KVA Comparative Study: A Comparative Study of Capital Costs and KVA Under Different Regulatory Methodologies

Location: Sydney, NSW

Duration: 5 months

Proposed start date: ASAP

Keywords: Quantitative Finance, C/C++ programming;  Excel, Counterparty Credit Risk Models

Project Background

In March 2014, the Basel Committee on Banking Supervision (BCBS) published a Standardised Approach (SA-CCR) for measuring exposure at default (EAD) for counterparty credit risk (CCR). SA-CCR replaces the current non-internal model approaches, the Current Exposure Method (CEM) of 1995 and the Standardised Method (SM) of 2005. The majority of banks use CEM, as relatively few firms have Internal Model Method (IMM) approval from their regulator. This study will provide a survey of the alternative models and compare their impact on capital requirements. Further, it will review approaches for forecasting future capital requirements and incorporating cost of capital into profitability analysis via the Capital Value Adjustment (KVA) risk measure.

We are seeking a post grad intern with expertise in quantitative finance and strong software development skills to assist in implementation and evaluation of the models in the proposed study.

Research to be Conducted

Review and understand Basel specifications for CEM, SA-CCR and IMM methodologies.

Review and understand Quantifi proprietary models for KVA under CEM, SA-CCR and IMM methodologies.

Produce sample results for a representative set of trades using Quantifi software. Validate results in comparison to model specifications

Skills Required

We are looking for a PhD student with the following skills:


  • Quantitative Finance
  • C/C++ programming


  • Excel Counterparty
  • Credit Risk Models

Expected Outcomes

Produce sample results contributing to the production of a whitepaper, surveying alternative KVA models and comparing results.

The proposed research will assist Quantifi in validation of their proprietary models and in increasing their credibility in relation to alternative models that are more computionally expensive.

Additional Details

The intern will receive $3,000 per month of the internship, usually in the form of stipend payments.

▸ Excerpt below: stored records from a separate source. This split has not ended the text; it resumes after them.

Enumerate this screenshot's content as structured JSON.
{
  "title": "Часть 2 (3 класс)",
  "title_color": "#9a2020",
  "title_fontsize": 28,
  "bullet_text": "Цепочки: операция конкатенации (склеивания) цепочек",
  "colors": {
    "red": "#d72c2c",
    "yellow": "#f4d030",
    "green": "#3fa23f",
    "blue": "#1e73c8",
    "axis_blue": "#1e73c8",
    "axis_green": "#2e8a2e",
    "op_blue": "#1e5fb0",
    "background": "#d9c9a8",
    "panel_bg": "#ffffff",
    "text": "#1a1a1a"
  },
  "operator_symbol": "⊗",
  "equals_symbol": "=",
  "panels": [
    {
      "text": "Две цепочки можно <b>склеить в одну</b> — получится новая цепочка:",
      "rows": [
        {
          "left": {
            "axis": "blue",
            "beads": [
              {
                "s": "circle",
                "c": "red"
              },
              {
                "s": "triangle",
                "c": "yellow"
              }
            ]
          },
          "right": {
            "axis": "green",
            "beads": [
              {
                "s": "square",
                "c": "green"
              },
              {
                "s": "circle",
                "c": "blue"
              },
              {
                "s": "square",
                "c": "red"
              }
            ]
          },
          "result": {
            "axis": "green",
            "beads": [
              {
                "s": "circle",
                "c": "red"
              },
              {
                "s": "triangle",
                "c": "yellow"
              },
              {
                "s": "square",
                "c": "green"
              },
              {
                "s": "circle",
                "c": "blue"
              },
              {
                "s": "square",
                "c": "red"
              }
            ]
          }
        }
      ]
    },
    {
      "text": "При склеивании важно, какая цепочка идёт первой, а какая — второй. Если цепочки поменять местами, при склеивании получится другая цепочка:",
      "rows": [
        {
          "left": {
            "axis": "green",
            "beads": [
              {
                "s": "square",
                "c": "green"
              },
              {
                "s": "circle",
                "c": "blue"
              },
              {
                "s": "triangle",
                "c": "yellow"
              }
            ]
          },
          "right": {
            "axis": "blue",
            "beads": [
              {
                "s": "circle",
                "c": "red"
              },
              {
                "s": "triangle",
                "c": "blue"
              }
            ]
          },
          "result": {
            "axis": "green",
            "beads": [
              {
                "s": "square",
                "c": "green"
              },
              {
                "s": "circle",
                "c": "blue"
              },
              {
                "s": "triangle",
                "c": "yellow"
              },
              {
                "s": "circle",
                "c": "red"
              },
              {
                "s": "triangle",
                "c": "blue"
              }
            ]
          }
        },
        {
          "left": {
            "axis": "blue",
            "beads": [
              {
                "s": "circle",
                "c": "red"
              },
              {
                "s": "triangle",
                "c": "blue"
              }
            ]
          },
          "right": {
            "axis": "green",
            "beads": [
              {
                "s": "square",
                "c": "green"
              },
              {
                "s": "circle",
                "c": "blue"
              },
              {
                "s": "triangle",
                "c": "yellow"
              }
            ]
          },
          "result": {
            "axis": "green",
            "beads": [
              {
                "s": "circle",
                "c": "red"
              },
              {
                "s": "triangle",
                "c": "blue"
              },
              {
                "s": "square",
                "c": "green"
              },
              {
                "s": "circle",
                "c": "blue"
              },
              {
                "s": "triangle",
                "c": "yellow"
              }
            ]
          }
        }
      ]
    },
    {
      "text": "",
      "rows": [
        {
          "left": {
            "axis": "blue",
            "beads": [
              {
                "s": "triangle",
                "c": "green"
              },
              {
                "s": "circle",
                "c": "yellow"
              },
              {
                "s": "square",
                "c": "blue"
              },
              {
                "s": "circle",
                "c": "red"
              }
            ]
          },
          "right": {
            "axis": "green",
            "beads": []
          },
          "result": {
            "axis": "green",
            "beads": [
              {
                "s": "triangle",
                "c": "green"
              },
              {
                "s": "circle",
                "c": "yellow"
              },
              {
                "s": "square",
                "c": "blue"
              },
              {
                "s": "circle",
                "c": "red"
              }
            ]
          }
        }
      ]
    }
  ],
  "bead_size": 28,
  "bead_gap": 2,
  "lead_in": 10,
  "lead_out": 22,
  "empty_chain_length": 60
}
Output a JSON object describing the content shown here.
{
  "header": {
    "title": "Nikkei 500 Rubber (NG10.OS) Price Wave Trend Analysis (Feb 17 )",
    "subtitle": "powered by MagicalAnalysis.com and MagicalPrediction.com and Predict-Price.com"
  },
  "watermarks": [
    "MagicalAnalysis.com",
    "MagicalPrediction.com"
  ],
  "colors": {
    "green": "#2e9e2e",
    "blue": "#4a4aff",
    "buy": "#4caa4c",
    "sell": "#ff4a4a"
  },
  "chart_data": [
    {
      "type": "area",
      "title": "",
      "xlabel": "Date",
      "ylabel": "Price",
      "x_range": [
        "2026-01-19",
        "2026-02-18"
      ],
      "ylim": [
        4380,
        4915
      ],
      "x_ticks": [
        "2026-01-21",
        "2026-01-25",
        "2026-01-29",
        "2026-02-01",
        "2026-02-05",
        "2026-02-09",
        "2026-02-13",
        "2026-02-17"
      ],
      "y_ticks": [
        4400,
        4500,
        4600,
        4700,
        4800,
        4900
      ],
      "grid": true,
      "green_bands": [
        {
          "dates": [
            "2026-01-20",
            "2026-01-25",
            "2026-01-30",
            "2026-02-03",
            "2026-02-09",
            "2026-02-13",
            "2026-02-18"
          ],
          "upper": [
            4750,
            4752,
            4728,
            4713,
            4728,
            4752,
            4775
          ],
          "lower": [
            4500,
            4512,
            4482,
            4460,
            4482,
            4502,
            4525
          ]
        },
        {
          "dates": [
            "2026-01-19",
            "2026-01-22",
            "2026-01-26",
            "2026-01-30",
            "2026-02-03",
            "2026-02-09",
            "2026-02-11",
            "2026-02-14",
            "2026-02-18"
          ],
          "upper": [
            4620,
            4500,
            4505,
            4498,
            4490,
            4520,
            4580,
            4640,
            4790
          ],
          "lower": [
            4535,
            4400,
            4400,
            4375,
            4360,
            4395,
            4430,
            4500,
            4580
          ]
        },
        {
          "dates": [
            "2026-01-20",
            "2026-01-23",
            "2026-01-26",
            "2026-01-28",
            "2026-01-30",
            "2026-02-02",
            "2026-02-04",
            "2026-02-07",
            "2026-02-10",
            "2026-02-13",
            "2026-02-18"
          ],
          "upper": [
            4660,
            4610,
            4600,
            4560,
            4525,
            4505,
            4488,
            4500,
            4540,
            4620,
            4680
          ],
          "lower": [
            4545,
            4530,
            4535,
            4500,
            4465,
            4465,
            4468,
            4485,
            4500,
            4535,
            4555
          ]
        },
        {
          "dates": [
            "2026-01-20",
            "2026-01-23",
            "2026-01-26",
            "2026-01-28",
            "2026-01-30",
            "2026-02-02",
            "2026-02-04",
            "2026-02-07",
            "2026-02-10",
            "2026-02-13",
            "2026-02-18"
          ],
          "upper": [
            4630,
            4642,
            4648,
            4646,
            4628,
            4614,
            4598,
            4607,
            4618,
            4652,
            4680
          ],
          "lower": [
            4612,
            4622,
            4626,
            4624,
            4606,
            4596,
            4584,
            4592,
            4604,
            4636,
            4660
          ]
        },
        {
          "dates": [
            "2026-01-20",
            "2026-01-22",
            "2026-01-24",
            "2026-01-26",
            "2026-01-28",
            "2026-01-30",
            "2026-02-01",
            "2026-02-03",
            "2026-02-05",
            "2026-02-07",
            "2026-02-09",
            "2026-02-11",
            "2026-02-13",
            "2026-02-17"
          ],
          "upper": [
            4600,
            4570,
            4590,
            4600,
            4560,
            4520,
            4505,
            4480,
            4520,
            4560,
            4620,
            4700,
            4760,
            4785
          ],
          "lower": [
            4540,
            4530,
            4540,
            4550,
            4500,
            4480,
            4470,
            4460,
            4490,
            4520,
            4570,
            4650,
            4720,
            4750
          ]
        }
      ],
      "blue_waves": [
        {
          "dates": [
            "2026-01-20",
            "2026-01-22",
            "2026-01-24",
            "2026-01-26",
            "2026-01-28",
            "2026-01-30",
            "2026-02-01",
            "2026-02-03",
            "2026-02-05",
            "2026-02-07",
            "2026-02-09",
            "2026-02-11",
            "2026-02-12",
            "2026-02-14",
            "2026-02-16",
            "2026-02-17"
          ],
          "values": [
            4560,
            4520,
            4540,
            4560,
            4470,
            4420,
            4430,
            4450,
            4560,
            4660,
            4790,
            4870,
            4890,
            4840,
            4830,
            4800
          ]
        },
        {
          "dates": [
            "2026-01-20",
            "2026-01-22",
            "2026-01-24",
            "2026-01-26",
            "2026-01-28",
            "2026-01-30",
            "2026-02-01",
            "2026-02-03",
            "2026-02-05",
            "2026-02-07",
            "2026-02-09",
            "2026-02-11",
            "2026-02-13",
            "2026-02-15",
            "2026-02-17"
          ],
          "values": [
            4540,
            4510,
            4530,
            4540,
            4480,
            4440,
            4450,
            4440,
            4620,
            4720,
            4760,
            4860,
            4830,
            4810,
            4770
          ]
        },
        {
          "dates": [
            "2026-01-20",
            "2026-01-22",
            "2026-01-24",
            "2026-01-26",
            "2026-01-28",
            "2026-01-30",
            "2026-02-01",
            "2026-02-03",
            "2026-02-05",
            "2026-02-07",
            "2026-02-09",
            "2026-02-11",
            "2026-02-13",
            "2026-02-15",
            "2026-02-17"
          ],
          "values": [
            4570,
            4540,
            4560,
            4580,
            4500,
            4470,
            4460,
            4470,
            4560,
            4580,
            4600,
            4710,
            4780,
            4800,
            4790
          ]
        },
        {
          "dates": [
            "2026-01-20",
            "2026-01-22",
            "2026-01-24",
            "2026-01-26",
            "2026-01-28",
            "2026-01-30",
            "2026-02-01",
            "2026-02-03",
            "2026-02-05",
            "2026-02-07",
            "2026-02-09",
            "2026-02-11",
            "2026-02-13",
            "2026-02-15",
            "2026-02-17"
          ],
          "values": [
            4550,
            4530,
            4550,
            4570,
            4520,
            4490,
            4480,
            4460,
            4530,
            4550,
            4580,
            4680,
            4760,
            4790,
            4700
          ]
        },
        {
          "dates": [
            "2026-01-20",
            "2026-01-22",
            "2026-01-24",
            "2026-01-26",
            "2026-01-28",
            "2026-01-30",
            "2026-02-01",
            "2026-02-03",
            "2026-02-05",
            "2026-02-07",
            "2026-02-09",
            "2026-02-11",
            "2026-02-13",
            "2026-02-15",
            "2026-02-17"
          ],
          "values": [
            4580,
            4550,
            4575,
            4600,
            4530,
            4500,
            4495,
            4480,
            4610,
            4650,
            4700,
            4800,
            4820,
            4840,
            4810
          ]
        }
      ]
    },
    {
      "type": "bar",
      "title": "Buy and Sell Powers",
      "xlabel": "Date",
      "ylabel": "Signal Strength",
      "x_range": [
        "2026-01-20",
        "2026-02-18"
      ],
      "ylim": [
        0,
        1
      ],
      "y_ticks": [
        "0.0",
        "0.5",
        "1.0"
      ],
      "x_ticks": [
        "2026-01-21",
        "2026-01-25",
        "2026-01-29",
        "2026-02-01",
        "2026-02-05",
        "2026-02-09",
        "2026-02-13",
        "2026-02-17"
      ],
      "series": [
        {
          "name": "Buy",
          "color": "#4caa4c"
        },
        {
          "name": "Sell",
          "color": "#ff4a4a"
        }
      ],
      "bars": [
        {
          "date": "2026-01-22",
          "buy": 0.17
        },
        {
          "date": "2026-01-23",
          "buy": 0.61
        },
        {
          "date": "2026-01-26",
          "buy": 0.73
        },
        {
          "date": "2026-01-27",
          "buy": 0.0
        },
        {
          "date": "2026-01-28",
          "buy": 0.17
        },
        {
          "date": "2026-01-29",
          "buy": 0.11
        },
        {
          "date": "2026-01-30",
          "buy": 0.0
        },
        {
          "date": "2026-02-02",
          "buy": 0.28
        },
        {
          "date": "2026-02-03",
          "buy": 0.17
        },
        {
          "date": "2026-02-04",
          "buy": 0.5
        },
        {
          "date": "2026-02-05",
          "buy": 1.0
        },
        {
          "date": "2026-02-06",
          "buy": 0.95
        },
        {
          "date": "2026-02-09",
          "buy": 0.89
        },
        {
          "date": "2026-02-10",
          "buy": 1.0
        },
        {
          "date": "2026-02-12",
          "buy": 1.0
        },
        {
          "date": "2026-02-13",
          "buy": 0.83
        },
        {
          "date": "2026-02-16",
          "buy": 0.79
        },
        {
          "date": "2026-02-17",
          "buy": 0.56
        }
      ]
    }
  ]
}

It is expected that the intern will primarily undertake this research project during regular business hours, spending at least 80% of their time on-site with the industry partner.  The intern will be expected to maintain contact with their academic mentor throughout the internship either through face-to-face or phone meetings as appropriate.

The intern and their academic mentor will have the opportunity to negotiate the project’s scope, milestones and timeline during the project planning stage.